Dalam kasus yang lain, Aseh juga mengaku bisa menyelamatkan hubungan pertunangan anak korban. Lagi-lagi, pelaku meminta sejumlah uang sebagai syarat, namun pertunangan tersebut kandas. Tipu daya pelaku berlanjut dengan mengatakan bahwa mantan tunangan anak korban tidak terima dan akan mengirimkan santet. Korban percaya lalu memberikan uang hingga Rp 55,2 juta. Kata Doni, pelaku akan dijerat pasal 378 Kitab Undang-Undang Hukum Pidana (KUHP) dengan ancaman hukuman penjara paling lama empat tahun.

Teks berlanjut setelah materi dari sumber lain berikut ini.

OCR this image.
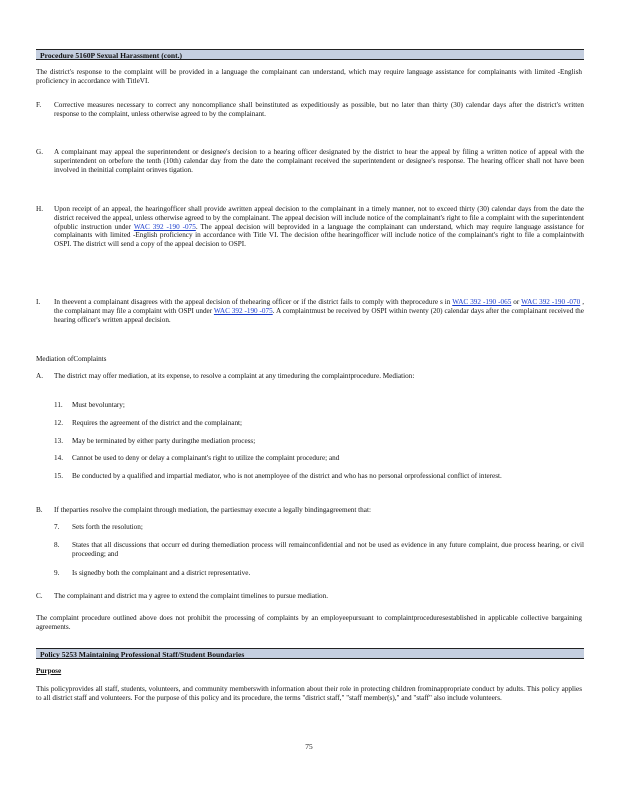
Procedure 5160P Sexual Harassment (cont.)
The district's response to the complaint will be provided in a language the complainant can understand, which may require language assistance for complainants with limited -English proficiency in accordance with TitleVI.
F.	Corrective measures necessary to correct any noncompliance shall beinstituted as expeditiously as possible, but no later than thirty (30) calendar days after the district's written response to the complaint, unless otherwise agreed to by the complainant.
G.	A complainant may appeal the superintendent or designee's decision to a hearing officer designated by the district to hear the appeal by filing a written notice of appeal with the superintendent on orbefore the tenth (10th) calendar day from the date the complainant received the superintendent or designee's response. The hearing officer shall not have been involved in theinitial complaint orinves tigation.
H.	Upon receipt of an appeal, the hearingofficer shall provide awritten appeal decision to the complainant in a timely manner, not to exceed thirty (30) calendar days from the date the district received the appeal, unless otherwise agreed to by the complainant. The appeal decision will include notice of the complainant's right to file a complaint with the superintendent ofpublic instruction under WAC 392 -190 -075. The appeal decision will beprovided in a language the complainant can understand, which may require language assistance for complainants with limited -English proficiency in accordance with Title VI. The decision ofthe hearingofficer will include notice of the complainant's right to file a complaintwith OSPI. The district will send a copy of the appeal decision to OSPI.
I.	In theevent a complainant disagrees with the appeal decision of thehearing officer or if the district fails to comply with theprocedure s in WAC 392 -190 -065 or WAC 392 -190 -070 , the complainant may file a complaint with OSPI under WAC 392 -190 -075. A complaintmust be received by OSPI within twenty (20) calendar days after the complainant received the hearing officer's written appeal decision.
Mediation ofComplaints
A.	The district may offer mediation, at its expense, to resolve a complaint at any timeduring the complaintprocedure. Mediation:
11.	Must bevoluntary;
12.	Requires the agreement of the district and the complainant;
13.	May be terminated by either party duringthe mediation process;
14.	Cannot be used to deny or delay a complainant's right to utilize the complaint procedure; and
15.	Be conducted by a qualified and impartial mediator, who is not anemployee of the district and who has no personal orprofessional conflict of interest.
B.	If theparties resolve the complaint through mediation, the partiesmay execute a legally bindingagreement that:
7.	Sets forth the resolution;
8.	States that all discussions that occurr ed during themediation process will remainconfidential and not be used as evidence in any future complaint, due process hearing, or civil proceeding; and
9.	Is signedby both the complainant and a district representative.
C.	The complainant and district ma y agree to extend the complaint timelines to pursue mediation.
The complaint procedure outlined above does not prohibit the processing of complaints by an employeepursuant to complaintproceduresestablished in applicable collective bargaining agreements.
Policy 5253 Maintaining Professional Staff/Student Boundaries
Purpose
This policyprovides all staff, students, volunteers, and community memberswith information about their role in protecting children frominappropriate conduct by adults. This policy applies to all district staff and volunteers. For the purpose of this policy and its procedure, the terms "district staff," "staff member(s)," and "staff" also include volunteers.
75
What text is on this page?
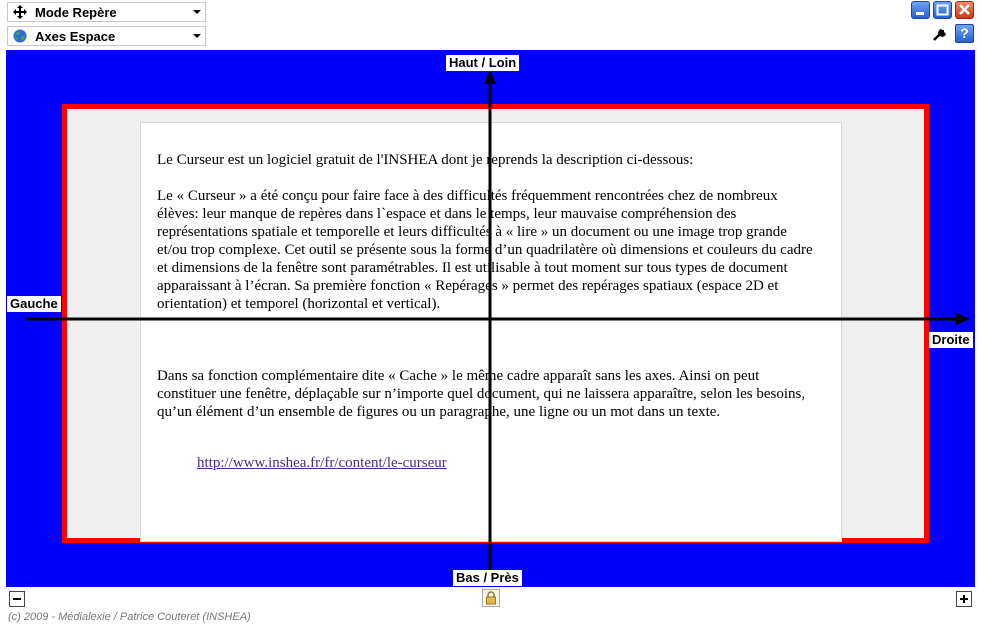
Mode Repère
Axes Espace	?

Le Curseur est un logiciel gratuit de l'INSHEA dont je reprends la description ci-dessous:

Le « Curseur » a été conçu pour faire face à des difficultés fréquemment rencontrées chez de nombreux élèves: leur manque de repères dans l`espace et dans le temps, leur mauvaise compréhension des représentations spatiale et temporelle et leurs difficultés à « lire » un document ou une image trop grande et/ou trop complexe. Cet outil se présente sous la forme d’un quadrilatère où dimensions et couleurs du cadre et dimensions de la fenêtre sont paramétrables. Il est utilisable à tout moment sur tous types de document apparaissant à l’écran. Sa première fonction « Repérages » permet des repérages spatiaux (espace 2D et orientation) et temporel (horizontal et vertical).

Dans sa fonction complémentaire dite « Cache » le même cadre apparaît sans les axes. Ainsi on peut constituer une fenêtre, déplaçable sur n’importe quel document, qui ne laissera apparaître, selon les besoins, qu’un élément d’un ensemble de figures ou un paragraphe, une ligne ou un mot dans un texte.

http://www.inshea.fr/fr/content/le-curseur
Haut / Loin
Bas / Près
Gauche
Droite
(c) 2009 - Médialexie / Patrice Couteret (INSHEA)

Dalam kasus terbaru pada Juni 2025, terdapat penipuan berkedok praktik dukun di Palembang, Sumatera Selatan. Melansir dari suarasumsel.id, seorang Warga Negara Asing (WNA) asal Pakistan bernama Amir Usman (45), tertipu janji mistis dari seorang dukun. Amir mendatangi seorang dukun setelah mendengar kabar bahwa orang tersebut bisa meramal nasib dan menyembuhkan penyakit dari jarak jauh. Amir berharap ibunya yang sedang sakit di Pakistan bisa mendapatkan kesembuhan lewat bantuan spiritual dari sang dukun.
Awalnya, pelaku menawarkan ritual jarak jauh dengan biaya tertentu. Namun setelah proses awal dilakukan, pelaku mulai mengancam Amir dengan mengatakan bahwa ibunya akan mengalami hal buruk jika ia tidak membayar lebih. Dalam kondisi tertekan dan khawatir, Amir akhirnya mentransfer dengan total tujuh juta rupiah kepada pelaku. Merasa tertipu karena tidak mendapat hasil apapun, Amir melapor ke Kepolisian Resor Kota Besar (Polrestabes) Palembang demi mendapatkan keadilan.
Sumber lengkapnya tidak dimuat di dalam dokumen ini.